I was sitting and reading today when my watch suddenly vibrated with an alert: my sinus heart rate was too high. By the time it notified me, it was already at 110 beats per minute.

I checked what that might mean, and the general answer was that an occasional spike in sinus rhythm usually is not a big problem and is something to monitor rather than panic over.

Heart health check

Even so, I still felt uneasy, so I rechecked it with a blood pressure monitor. The device showed a pulse of 97 beats per minute, which was close enough to what the watch had detected. When the heart is functioning normally, pulse rate and heart rhythm should match, so this suggested the watch was not simply producing a random false reading.

That said, watch-based heart rate tracking is often not especially precise. In colder temperatures or when the wrist is sweaty, the readings can drift quite a bit. A difference of around 10 beats is not unusual.

What made this feel more noticeable to me is that my heart rate tends to run on the lower side. During ordinary daily activity, I am usually around 70 beats per minute, so 110 is clearly high for me. My resting heart rate recently has been staying around 55 to 56, which is why today’s alert made me nervous.

I even started digging around for my chest strap so I could double-check things with a more reliable reading. But it seems Huawei HarmonyOS 6 may no longer be compatible with my Polar heart rate strap. A device that had paired before was no longer showing up, and repeated attempts to pair it again all failed.

Today’s alert also made me think about a broader pattern. I have exercised much less this year, and my physical condition has obviously declined. I went for a run recently at roughly a 6'10" per kilometer pace, but my average heart rate had already climbed to 172.

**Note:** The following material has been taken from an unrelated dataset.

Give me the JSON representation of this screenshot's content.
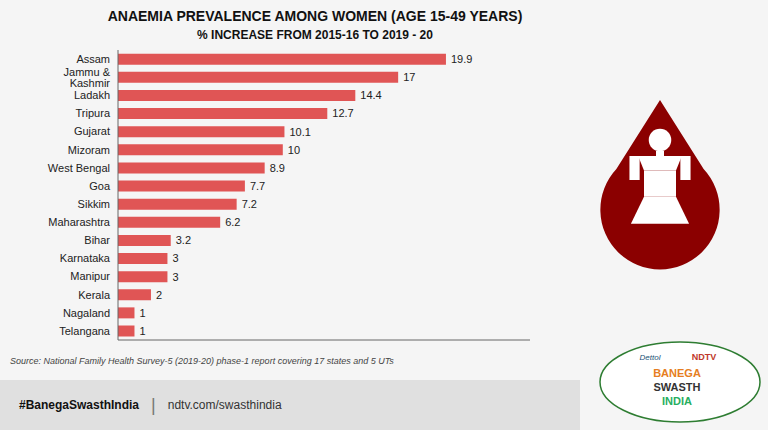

Compared with previous years, I have spent much more time on the computer and much less time moving. I can feel that my overall health is not what it used to be. My memory also seems worse than last year, and when I read, my mind wanders easily. My attention breaks more often too.

You could interpret that as simple aging, as if I have reached the stage where decline starts becoming obvious. But it could just as well reflect a drop in health, and I am more inclined to believe that the reduction in exercise this year has a lot to do with it.

I really do need to get back to exercising more. A lot of things in life can be missing, but health cannot be one of them.